Hokay. There's a site called lanternnet.com that seems pretty good. Here's their diagram of the sort of lantern that we've got. It was invented, and still made, by the Deitz Co., but ours sure wasn't.



This shows how air from the top of the lantern is pulled down through the hollow supports to feed the flame, but there also seem to be subtleties that it ignores, like that draft down along the glass. This might be there to keep the glass cool, or to keep it clean. In any case, there are about a million little ports and screens and things on one of these, and I suppose they each contribute to producing a lovely light. And if you keep it turned down, it'll keep going all night.


It would be a real pain to fill every day, though, and even with the deodorized fuel it smells like something's on fire, which of course it is. Electric lighting was an awfully good deal in so many ways. It's one of those developments that we've lived with for so long that even the most appreciative of us can't truly grasp its impact: bedrooms no longer need to be ventilated to allow for combustion air. Libraries can stay open at night (yes, the fire hazard was simply too great, and even Harvard closed down @ local sunset.) Jobs like illuminating engine rooms and paint factories and mines became simple. Even architecture changed, since you didn't need to have such big windows for the highly-touted 'natural light.' Natural light was not only good because it had a spectrum that you could see by, but it didn't flicker, a quality that you can't get from any combusting-type lamp. But with a 60W reading lamp in a desk fixture in 1920, you were set. Just pay the bill when necessary and sit and study: no chimney cleaning, no spilled kerosene, no concerns about fuel quality.
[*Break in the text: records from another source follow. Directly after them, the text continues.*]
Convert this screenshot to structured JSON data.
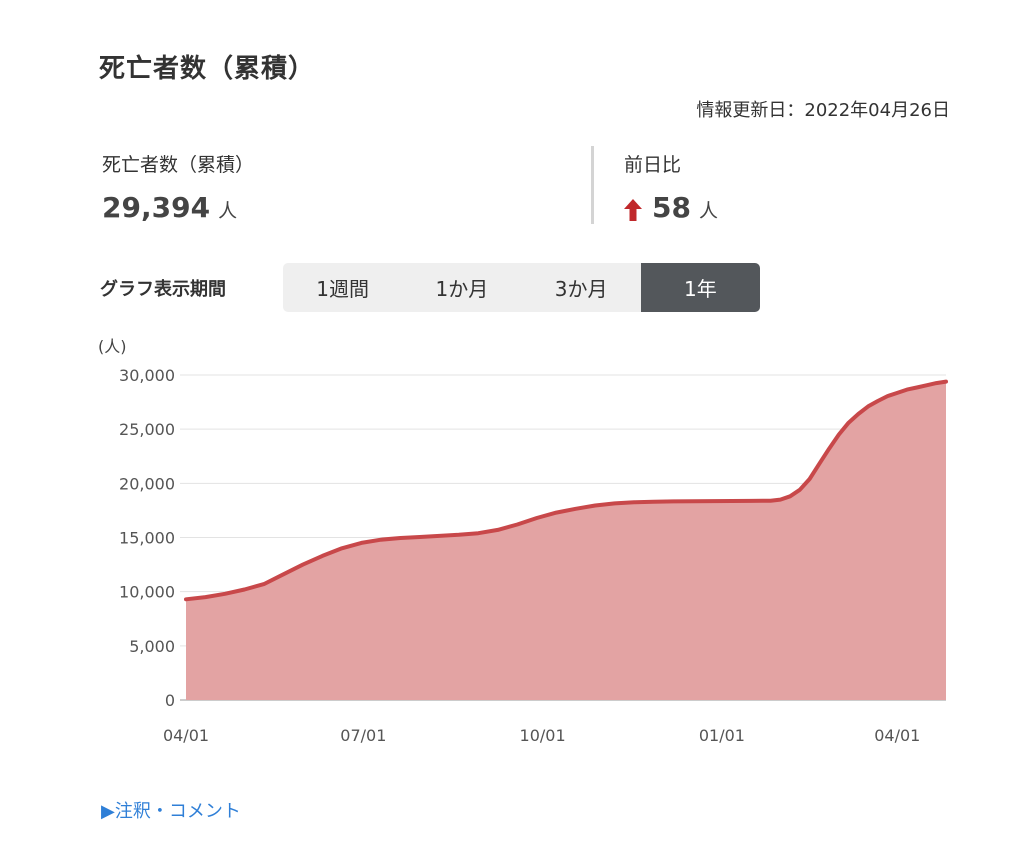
{
  "header": {
    "title": "死亡者数（累積）",
    "updated": "情報更新日：2022年04月26日"
  },
  "stats": {
    "total": {
      "label": "死亡者数（累積）",
      "value": "29,394",
      "unit": "人"
    },
    "diff": {
      "label": "前日比",
      "value": "58",
      "unit": "人",
      "direction": "up",
      "arrow_color": "#c0282b"
    }
  },
  "period": {
    "label": "グラフ表示期間",
    "options": [
      "1週間",
      "1か月",
      "3か月",
      "1年"
    ],
    "active_index": 3
  },
  "chart_data": {
    "type": "area",
    "ylabel": "(人)",
    "ylim": [
      0,
      30000
    ],
    "yticks": [
      "30,000",
      "25,000",
      "20,000",
      "15,000",
      "10,000",
      "5,000",
      "0"
    ],
    "ytick_values": [
      30000,
      25000,
      20000,
      15000,
      10000,
      5000,
      0
    ],
    "xticks": [
      "04/01",
      "07/01",
      "10/01",
      "01/01",
      "04/01"
    ],
    "xtick_days": [
      0,
      91,
      183,
      275,
      365
    ],
    "x_days_total": 390,
    "series": [
      {
        "color": "#c8484a",
        "fill": "#e3a3a3",
        "points": [
          [
            0,
            9300
          ],
          [
            10,
            9500
          ],
          [
            20,
            9800
          ],
          [
            30,
            10200
          ],
          [
            40,
            10700
          ],
          [
            50,
            11600
          ],
          [
            60,
            12500
          ],
          [
            70,
            13300
          ],
          [
            80,
            14000
          ],
          [
            90,
            14500
          ],
          [
            100,
            14800
          ],
          [
            110,
            14950
          ],
          [
            120,
            15050
          ],
          [
            130,
            15150
          ],
          [
            140,
            15250
          ],
          [
            150,
            15400
          ],
          [
            160,
            15700
          ],
          [
            170,
            16200
          ],
          [
            180,
            16800
          ],
          [
            190,
            17300
          ],
          [
            200,
            17650
          ],
          [
            210,
            17950
          ],
          [
            220,
            18150
          ],
          [
            230,
            18250
          ],
          [
            240,
            18300
          ],
          [
            250,
            18330
          ],
          [
            260,
            18350
          ],
          [
            270,
            18360
          ],
          [
            280,
            18370
          ],
          [
            290,
            18380
          ],
          [
            300,
            18400
          ],
          [
            305,
            18500
          ],
          [
            310,
            18800
          ],
          [
            315,
            19400
          ],
          [
            320,
            20400
          ],
          [
            325,
            21800
          ],
          [
            330,
            23200
          ],
          [
            335,
            24500
          ],
          [
            340,
            25600
          ],
          [
            345,
            26400
          ],
          [
            350,
            27100
          ],
          [
            355,
            27600
          ],
          [
            360,
            28050
          ],
          [
            365,
            28350
          ],
          [
            370,
            28650
          ],
          [
            375,
            28850
          ],
          [
            380,
            29050
          ],
          [
            385,
            29250
          ],
          [
            390,
            29394
          ]
        ]
      }
    ]
  },
  "footer": {
    "note_link": "▶注釈・コメント"
  }
}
That last was important, too. Kerosene was distilled from crude oil, just as it is now, but you couldn't guarantee that what you bought from the barrel at the general store didn't have a high proportion of gasoline in it, the vapors from which would blow up your house. John D Rockefeller, early oil man, recognized the problem, and made his fortune selling his high-quality kerosene in sealed cans. It was made to a high standard, hence the name Standard Oil, and you can supposedly find the steel from the cans integrated into the structure of century-old huts in newly-discovered villages in the mountains of central Asia. Lemme see if I can find a picture of the can, which I've read about but never seen.


...boy, there is nothing. I will see if there's something at the Exxon website...

Well, nothing there, either. I will check. It's odd that there's not a bit of evidence of one of the most common items of commerce ever sold. I read that the Bedouins or someone used to build shelters out of the stacked cans.